BalletX’s Fall Series

The effort of creating beauty

Ballet X’s Fall Series, featuring distinct pieces of work by three separate choreographers, showcased the company’s signature contemporary flair, its penchant for the experimental, and its willingness to push the expectations of a classical ballet performance.

Urgency, agony, and confusion: Chloe Felesina and Richard Villaverde in Olivier Wevers's “Instantly Bound” (Photo by Bill Hebert)

Matthew Neenan’s Increasing viscerally represented musical structure of Schubert’s String Quintet in C Major, performed live by alumni from the Curtis Institute of Music. A conversation between the dancers and the music ensued. The dancers actually embodied the notes and sounds of the instruments instead of merely accompanying the music. The dancers’ movements in speed, size, and interactions with others corresponded to the pace, volume, and complexity of the music. If a form of synesthesia exists in which a person perceives moving shapes upon hearing music, this dance might best represent that experience.

Olivier Wevers’s Instantly Bound proved that conceptual dance can be just as political as it is artful. The dance was, in the words of Wevers, “inspired by loss — but also the birth of accidental community formed by the people who have been touched by such tragedy.” The tragedy in this case was gun violence, a particularly poignant theme given the times.

The dance communicated the urgency, agony, and confusion of an event, its immediate impact, and its aftermath through choreography filled with creative weight-bearing in which dancers would lift, push, and find themselves entangled with one another as they moved in and out of shadows cast by a single spotlight. This partner work, along with repeated gestures like holding hands to foreheads and biting wrists, emphasized physical and emotional actions and reactions. Throughout much of the dance, most of the dancers stood still, gathered around the moving dancers in reverie, introspection, or perhaps shock.

The world premiere of Jorma Elo’s Gran Partita capped things off with a playful, organic piece that solidified Ballet X’s ability to stretch its gracefully athletic limbs (both literally and figuratively) in the creation of fresh movement. This piece was unpredictable, as the lighting, emotional register, and music shifted frequently. The choreography incorporated exercises from yoga, as the dancers held backbends, planks, and warrior poses, and even movement from what looked to be cheerleading: The dancers tossed one another in the air with abandon. Through the piece, the dancers demonstrated obvious chemistry in the ways their bodies activated the space and one another.
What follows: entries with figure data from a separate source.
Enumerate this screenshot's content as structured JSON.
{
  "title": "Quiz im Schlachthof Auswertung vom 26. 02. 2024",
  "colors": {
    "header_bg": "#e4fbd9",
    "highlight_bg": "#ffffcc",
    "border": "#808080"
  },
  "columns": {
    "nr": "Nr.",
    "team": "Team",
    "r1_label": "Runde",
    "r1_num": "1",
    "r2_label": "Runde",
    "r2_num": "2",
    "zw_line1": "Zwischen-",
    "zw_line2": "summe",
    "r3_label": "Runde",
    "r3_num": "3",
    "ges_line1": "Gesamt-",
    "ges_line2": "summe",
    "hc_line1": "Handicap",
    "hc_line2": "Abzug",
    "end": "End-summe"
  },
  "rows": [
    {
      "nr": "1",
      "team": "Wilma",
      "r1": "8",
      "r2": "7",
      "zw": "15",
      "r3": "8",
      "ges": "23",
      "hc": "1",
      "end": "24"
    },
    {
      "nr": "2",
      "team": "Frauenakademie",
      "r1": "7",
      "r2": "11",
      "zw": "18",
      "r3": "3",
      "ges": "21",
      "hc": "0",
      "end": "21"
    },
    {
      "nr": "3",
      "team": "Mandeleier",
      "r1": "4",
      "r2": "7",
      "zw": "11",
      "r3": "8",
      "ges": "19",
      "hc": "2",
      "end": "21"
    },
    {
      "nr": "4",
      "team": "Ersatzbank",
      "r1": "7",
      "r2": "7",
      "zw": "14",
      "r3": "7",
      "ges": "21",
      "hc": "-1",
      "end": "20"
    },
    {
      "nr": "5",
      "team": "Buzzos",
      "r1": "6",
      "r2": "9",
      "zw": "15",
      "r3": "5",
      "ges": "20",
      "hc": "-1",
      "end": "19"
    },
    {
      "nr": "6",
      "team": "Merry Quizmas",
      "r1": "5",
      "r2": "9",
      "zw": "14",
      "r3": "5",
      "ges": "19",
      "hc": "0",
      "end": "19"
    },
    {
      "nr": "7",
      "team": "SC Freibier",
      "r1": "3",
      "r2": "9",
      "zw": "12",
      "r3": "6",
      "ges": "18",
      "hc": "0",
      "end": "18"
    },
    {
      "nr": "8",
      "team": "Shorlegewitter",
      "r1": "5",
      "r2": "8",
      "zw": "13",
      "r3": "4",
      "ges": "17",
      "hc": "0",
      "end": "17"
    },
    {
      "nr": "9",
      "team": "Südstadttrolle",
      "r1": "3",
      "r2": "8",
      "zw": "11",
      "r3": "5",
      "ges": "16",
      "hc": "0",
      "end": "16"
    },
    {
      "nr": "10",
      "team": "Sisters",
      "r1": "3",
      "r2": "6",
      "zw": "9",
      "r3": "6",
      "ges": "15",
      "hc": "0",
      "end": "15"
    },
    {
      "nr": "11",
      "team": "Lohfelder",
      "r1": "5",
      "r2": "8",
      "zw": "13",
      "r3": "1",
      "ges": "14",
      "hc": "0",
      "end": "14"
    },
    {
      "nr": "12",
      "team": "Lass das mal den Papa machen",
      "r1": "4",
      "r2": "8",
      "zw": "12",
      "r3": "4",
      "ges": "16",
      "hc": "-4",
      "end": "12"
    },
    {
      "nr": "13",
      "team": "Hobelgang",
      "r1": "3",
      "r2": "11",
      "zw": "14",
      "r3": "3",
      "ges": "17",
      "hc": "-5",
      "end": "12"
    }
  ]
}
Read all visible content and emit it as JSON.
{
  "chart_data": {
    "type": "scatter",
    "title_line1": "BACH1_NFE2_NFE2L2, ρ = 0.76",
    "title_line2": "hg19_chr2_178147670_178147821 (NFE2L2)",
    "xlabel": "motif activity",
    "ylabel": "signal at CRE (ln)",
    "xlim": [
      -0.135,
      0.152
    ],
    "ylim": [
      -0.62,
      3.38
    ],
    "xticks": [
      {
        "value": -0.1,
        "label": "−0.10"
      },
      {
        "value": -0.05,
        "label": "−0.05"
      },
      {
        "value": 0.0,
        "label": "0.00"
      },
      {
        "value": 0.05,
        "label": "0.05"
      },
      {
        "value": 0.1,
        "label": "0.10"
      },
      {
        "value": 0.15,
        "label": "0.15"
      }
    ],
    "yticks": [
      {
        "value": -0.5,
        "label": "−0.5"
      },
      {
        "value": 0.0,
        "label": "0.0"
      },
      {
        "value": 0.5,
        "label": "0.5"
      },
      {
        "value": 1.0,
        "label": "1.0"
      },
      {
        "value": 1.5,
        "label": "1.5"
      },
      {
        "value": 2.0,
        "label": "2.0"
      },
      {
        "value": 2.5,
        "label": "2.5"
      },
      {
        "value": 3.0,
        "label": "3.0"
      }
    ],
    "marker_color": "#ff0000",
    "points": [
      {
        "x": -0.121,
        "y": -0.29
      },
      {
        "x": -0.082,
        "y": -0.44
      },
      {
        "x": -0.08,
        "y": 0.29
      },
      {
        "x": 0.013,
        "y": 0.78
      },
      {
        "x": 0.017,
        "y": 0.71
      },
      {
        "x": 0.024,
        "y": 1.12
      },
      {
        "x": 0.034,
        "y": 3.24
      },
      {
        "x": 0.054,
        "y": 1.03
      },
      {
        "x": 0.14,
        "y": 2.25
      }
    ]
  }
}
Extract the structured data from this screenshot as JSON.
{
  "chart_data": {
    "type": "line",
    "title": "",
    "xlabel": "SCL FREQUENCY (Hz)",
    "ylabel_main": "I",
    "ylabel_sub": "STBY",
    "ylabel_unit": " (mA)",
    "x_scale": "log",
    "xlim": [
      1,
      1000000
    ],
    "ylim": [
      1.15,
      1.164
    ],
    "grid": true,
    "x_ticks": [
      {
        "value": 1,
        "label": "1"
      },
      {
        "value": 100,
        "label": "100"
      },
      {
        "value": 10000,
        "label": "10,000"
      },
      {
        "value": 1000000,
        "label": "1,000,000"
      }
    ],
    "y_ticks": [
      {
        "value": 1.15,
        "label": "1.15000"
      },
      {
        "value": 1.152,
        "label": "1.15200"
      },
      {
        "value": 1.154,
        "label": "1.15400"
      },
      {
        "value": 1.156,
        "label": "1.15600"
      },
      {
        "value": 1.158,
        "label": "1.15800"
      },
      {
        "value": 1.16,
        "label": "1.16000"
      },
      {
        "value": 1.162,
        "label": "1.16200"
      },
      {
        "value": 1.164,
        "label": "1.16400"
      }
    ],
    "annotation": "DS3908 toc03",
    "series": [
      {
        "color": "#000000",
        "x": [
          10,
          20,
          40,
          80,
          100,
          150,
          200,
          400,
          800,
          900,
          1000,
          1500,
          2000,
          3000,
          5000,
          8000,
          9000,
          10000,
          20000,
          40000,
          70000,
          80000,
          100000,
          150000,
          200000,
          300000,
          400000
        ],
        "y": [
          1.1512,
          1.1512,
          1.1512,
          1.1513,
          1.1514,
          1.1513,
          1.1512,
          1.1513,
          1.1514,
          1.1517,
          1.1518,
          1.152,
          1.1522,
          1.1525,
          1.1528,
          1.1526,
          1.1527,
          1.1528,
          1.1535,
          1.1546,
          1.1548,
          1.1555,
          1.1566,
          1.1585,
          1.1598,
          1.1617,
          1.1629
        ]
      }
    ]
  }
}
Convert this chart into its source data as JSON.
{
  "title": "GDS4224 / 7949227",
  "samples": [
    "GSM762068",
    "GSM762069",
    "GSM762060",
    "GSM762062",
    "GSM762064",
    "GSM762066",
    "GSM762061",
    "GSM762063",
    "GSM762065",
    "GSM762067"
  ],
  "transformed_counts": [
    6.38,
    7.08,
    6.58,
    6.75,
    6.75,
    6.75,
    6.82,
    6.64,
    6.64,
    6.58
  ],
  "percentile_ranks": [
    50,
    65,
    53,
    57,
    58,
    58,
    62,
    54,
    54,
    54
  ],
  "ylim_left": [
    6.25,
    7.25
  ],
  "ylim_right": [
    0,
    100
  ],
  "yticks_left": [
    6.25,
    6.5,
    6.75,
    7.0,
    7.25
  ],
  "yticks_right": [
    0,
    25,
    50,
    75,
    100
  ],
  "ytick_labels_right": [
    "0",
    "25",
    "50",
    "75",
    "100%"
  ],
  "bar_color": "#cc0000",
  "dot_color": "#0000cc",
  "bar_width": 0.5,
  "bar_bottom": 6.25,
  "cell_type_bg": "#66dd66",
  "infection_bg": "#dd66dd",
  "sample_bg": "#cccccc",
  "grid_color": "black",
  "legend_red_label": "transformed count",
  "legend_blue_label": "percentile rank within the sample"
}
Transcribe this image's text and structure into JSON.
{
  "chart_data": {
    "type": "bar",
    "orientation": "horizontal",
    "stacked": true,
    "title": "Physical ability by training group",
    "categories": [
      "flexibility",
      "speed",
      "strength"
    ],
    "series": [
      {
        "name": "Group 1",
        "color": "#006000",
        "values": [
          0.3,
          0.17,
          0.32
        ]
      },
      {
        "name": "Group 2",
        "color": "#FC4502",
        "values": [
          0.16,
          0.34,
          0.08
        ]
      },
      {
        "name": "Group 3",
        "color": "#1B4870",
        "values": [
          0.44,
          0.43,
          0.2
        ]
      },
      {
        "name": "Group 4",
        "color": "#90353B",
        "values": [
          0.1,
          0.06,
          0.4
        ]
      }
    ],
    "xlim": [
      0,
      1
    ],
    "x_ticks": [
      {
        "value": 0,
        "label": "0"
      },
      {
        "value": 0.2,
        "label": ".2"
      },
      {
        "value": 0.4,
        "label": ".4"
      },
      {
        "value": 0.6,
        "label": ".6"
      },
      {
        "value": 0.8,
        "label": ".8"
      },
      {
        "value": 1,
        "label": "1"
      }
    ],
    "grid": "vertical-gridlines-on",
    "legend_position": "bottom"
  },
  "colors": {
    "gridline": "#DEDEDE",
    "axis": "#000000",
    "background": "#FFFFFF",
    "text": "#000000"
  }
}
The pieces exhibited in Fall Series made it clear that the dances by Ballet X are not products so much as they are evidence of direct engagement with the process of creative discovery. The pieces are rough around the edges, daring, spirited, and so much fun. Movements are not bound to the laws of classical ballet, but the dancers and choreographers are well enough versed in classical vocabulary to skillfully dismantle and rearrange the steps and postures.

Here, the dancing looks beautiful but not effortless. You can hear the thuds when the dancers land leaps and jumps. The female dancers don’t wear pointe shoes and don’t pin their hair in top buns. No one is afraid if moves or expressions are a little weird. The resulting ballet is not pretentious, uptight, or otherworldly, but rather as lively as the real people making it possible.